Co-doping Effect of Divalent (Mg(superscript 2+), Ca(superscript 2+), Sr(superscript 2+)) and Trivalent (Y(superscript 3+)) Cations with Different Ionic Radii on Ionic Conductivity of Zirconia Electrolytes

Abstract

The purpose of this study is to develop a novel co-doping zirconia electrolyte with high ionic conductivity for application in solid oxide fuel cell (SOFC). The effect of ionic radius, lattice binding energies and doped concentration on ionic conductivities of divalent (Mg(superscript 2+), Ca(superscript 2+), Sr(superscript 2+)) and trivalent (Y(superscript 2+)) cations co-doped zirconia (Zr0.92Y(subscript 0.16-x)M(subscript x) O(subscript 2.08-0.5x), wherein M=Mg(superscript 2+), Ca(superscript 2+), Sr(superscript 2+) and x=0, 0.005, 0.01, 0.015 and 0.02) electrolytes were investigated by using X-ray diffractometer, scanning electron microscopy and AC impedance analysis in this work. Experimental results show the best ionic conductivity (0.022 S/cm) in Zr0.92Y0.155M0.005O2.0775 specimen which is 46% higher than that of (ZrO2)0.92(Y2O3)0.08 (0.015 S/cm). Hard sphere model is used to measure the average radius of oxygen vacancies.

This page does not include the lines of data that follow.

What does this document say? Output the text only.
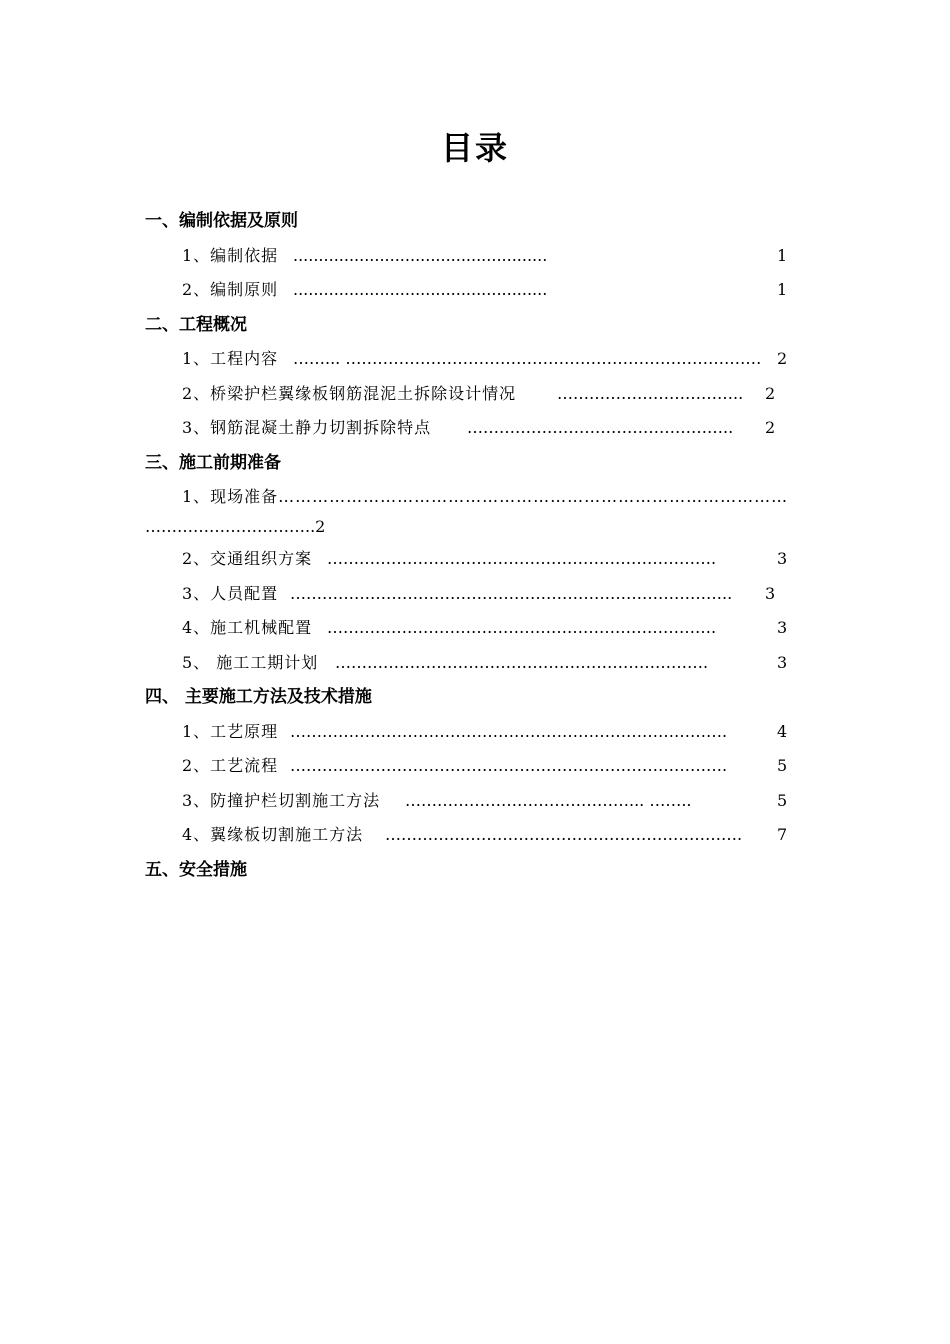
目录
一、编制依据及原则
1、编制依据 ..................................................	1
2、编制原则 ..................................................	1
二、工程概况
1、工程内容 ……... …………………………………………………………………… 2
2、桥梁护栏翼缘板钢筋混泥土拆除设计情况	……………………………..	2
3、钢筋混凝土静力切割拆除特点 …………………………………………..	2
三、施工前期准备
1、现场准备………………………………………………………………………………
…………………………..2
2、交通组织方案 ……………………………………………………………….	3
3、人员配置 ………………………………………………………………………..	3
4、施工机械配置 ……………………………………………………………….	3
5、 施工工期计划 …………………………………………………………….	3
四、 主要施工方法及技术措施
1、工艺原理 ……………………………………………………………………….	4
2、工艺流程 ……………………………………………………………………….	5
3、防撞护栏切割施工方法 ……………………………………... ……..	5
4、翼缘板切割施工方法 ………………………………………………………….	7
五、安全措施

The tendency of ionic conductivity of co-doping zirconia system decreases with increase of the ionic radius of divalent cation and the order of ionic conductivity is σ(subscript MgYSZ)＞σ(subscript CaYSZ) ＞σ(subscript SrYSZ), similar to that of oxygen vacancy radius r(subscript Vo)(MgYSZ)＞r(subscript Vo)(CaYSZ)＞r(subscript Vo)(CaYSZ), implying that the hard-sphere model is a useful tool to measure the average radius of oxygen vacancies and to estimate the ionic conductivity of zirconia electrolyte.